Almost 170,000 weight-loss surgeries were performed in the U.S. in 2005, up from just 20,000 in 1995, according to the American Society for Bariatric Surgery. And while the costs vary widely depending on insurance, gastric bypass, which can include a two- to four-day, hospital stay costs about $25,000 compared with Lap-Band's $10,000.
Although Lap-Band bills itself as a less invasive alternative to gastric-bypass surgery, it nonetheless requires anesthesia.
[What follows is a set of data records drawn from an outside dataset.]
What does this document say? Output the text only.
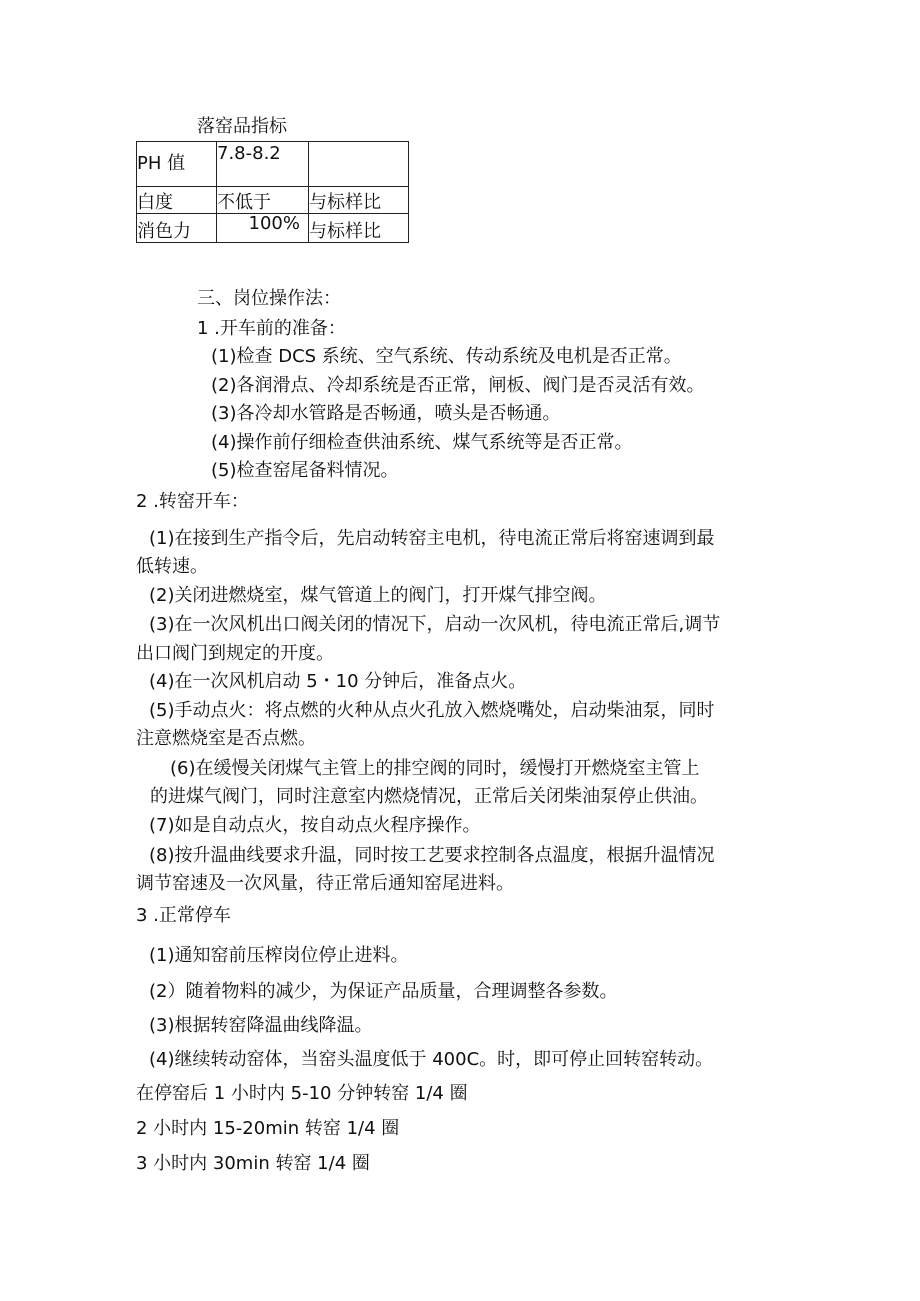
落窑品指标
PH 值	7.8-8.2	
白度	不低于	与标样比
消色力	100%	与标样比
三、岗位操作法：
1 .开车前的准备：
(1)检查 DCS 系统、空气系统、传动系统及电机是否正常。
(2)各润滑点、冷却系统是否正常，闸板、阀门是否灵活有效。
(3)各冷却水管路是否畅通，喷头是否畅通。
(4)操作前仔细检查供油系统、煤气系统等是否正常。
(5)检查窑尾备料情况。
2 .转窑开车：
(1)在接到生产指令后，先启动转窑主电机，待电流正常后将窑速调到最
低转速。
(2)关闭进燃烧室，煤气管道上的阀门，打开煤气排空阀。
(3)在一次风机出口阀关闭的情况下，启动一次风机，待电流正常后,调节
出口阀门到规定的开度。
(4)在一次风机启动 5・10 分钟后，准备点火。
(5)手动点火：将点燃的火种从点火孔放入燃烧嘴处，启动柴油泵，同时
注意燃烧室是否点燃。
(6)在缓慢关闭煤气主管上的排空阀的同时，缓慢打开燃烧室主管上
的进煤气阀门，同时注意室内燃烧情况，正常后关闭柴油泵停止供油。
(7)如是自动点火，按自动点火程序操作。
(8)按升温曲线要求升温，同时按工艺要求控制各点温度，根据升温情况
调节窑速及一次风量，待正常后通知窑尾进料。
3 .正常停车
(1)通知窑前压榨岗位停止进料。
(2）随着物料的减少，为保证产品质量，合理调整各参数。
(3)根据转窑降温曲线降温。
(4)继续转动窑体，当窑头温度低于 400C。时，即可停止回转窑转动。
在停窑后 1 小时内 5-10 分钟转窑 1/4 圈
2 小时内 15-20min 转窑 1/4 圈
3 小时内 30min 转窑 1/4 圈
There have been local and regional advertisements for Lasik eye surgery and breast reduction/augmentation, and several hospitals have touted their knee-replacement surgeries or cancer-treatment options, but the campaign for Lap-Band is believed to be the first national ad for an invasive surgical procedure.
Two years ago, Stryker Corp. had a national TV campaign featuring legendary golfer Jack Nicklaus discussing his hip replacement, but the ads focused more on the company's innovative ceramic hip rather than the surgery itself.
"Given the huge number of weight-loss products marketed on the air, our team was challenged to develop an ad that would break through with a totally out-of-category look and feel, clearly position the Lap-Band system with target consumers, while responsibly communicating brand features, benefits and risks," said John Puglisi, president and managing director, Beacon Healthcare.
Allergan has also begun talks with the Food and Drug Administration regarding approval for the Lap-Band in children as young as 14 to help combat childhood obesity.